People were willing, for the most part, to pay their taxes, since they were payable with other than money, of which people had very little. Gold and silver were circulating again, but much of the trade that was going on was still for tangibles. With the government accepting them to provide much of the support required to do their work, the work was getting done. The economy was still running on a value base; gold and silver; but much of the actual transfers were in goods, products, and services, though valued on the gold and silver standard.

One of the highest priorities was the housing and feeding of the remaining population. So farmers got as much help as could be. With much of his reserves still intact, Percy traded most of the assistance offered to him to the few other farms still in a semblance of operating condition, including Tom’s in-town efforts.

As the town had done, county, state, and the federal governments took possession of property not legally claimed by anyone. They were honoring deals and trades, such as those Percy had entered in to with the former legal owners.

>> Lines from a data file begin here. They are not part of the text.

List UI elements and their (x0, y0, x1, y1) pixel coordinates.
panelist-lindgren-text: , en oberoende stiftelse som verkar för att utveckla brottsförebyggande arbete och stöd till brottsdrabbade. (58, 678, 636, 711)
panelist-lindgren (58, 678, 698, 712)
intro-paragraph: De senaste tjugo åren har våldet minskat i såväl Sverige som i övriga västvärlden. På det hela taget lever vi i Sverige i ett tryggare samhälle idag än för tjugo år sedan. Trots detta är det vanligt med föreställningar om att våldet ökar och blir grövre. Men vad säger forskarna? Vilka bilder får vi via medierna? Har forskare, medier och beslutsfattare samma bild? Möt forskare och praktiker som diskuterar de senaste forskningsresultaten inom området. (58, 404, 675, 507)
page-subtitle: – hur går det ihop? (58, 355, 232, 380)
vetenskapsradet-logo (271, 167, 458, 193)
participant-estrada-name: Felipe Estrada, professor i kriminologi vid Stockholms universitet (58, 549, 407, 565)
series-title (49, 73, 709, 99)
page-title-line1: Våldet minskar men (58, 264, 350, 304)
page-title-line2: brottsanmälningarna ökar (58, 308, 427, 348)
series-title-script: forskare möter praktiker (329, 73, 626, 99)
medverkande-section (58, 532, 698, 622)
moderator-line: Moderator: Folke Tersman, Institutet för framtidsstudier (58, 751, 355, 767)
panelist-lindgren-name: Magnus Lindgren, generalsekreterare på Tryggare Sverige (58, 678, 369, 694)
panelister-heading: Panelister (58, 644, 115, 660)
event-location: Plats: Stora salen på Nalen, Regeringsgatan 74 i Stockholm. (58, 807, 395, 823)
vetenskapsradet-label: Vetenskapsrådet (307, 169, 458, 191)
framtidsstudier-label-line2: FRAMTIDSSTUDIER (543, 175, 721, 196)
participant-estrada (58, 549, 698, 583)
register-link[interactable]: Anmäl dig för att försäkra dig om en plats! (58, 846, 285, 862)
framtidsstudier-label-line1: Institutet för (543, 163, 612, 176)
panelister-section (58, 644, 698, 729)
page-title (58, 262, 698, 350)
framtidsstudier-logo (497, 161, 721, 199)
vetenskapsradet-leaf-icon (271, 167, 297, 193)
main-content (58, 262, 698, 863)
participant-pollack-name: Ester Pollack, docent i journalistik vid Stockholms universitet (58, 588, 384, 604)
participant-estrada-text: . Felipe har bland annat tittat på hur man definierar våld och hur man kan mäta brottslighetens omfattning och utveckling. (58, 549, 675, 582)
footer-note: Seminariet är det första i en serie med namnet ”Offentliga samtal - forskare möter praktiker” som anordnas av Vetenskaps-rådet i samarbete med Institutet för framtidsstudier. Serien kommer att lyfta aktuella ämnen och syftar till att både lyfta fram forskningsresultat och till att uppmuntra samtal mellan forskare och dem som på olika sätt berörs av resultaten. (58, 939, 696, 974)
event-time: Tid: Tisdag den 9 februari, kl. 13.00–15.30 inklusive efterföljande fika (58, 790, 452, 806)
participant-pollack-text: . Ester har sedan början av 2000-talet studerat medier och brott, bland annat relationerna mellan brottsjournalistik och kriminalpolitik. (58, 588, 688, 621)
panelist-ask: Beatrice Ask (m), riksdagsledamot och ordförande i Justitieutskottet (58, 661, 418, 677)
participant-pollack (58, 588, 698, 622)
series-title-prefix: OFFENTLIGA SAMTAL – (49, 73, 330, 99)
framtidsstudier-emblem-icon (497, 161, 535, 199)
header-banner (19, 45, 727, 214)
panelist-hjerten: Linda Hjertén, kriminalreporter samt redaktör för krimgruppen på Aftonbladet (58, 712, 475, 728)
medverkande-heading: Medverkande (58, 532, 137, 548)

Those simply claiming property because it was abandoned lost it to an appropriate government entity.

Towns were entitled to property within their pre-war city limits. The counties, states, and federal government divided the rest. Counties got twenty percent for their use, the state fifty percent, and the federal government controlled the other thirty percent.

Some of it was sold outright, to people like Percy that had the resources to buy it. Most was leased out for use to generate the income needed to accomplish other tasks. In Tom’s case, a few city lots were rented from locals that still owned them. Most of what he was preparing to put into production were lots that Percy had bought from people leaving the area.

The war and its aftermath had changed Camden Dupree. After Percy had started using the bank as his central exchange, and other people did the same, Dupree, with the profits of his handling of the accounts, had begun doing things much the same way as Percy. He acquired some property, not just because he could, but also because it could be put to good use. In no way a farmer, the lands he bought he leased at the same types of rates that Percy started to do. A share of the production. But it let people get back to productive work, and put land into production that would have lain useless otherwise.

It wasn’t always farmland, either. He began financing cottage industry, too, just as did Percy. When Percy and Tom realized what Dupree had been doing, they met with him and set some long-range goals, and instituted cooperative plans to get them done.

One of the people that took Percy up on his new housing at the estate was Randy Phillips. He took one of the community housing units and one of the commercial ones for his use. His former welding service was now essentially a blacksmithing operation. He was converting some existing farming equipment to horse drawn, as well as building new, there at the estate, using scavenged and recovered materials.

That wasn’t to say that only animal-based farming was taking place. With a few refineries going again, each state was getting an allotment for fuel for emergencies and for food production. The government would not provide fuel for other types of farm products. Since much of Percy’s production wasn’t food, he got very little of the fuel so allotted.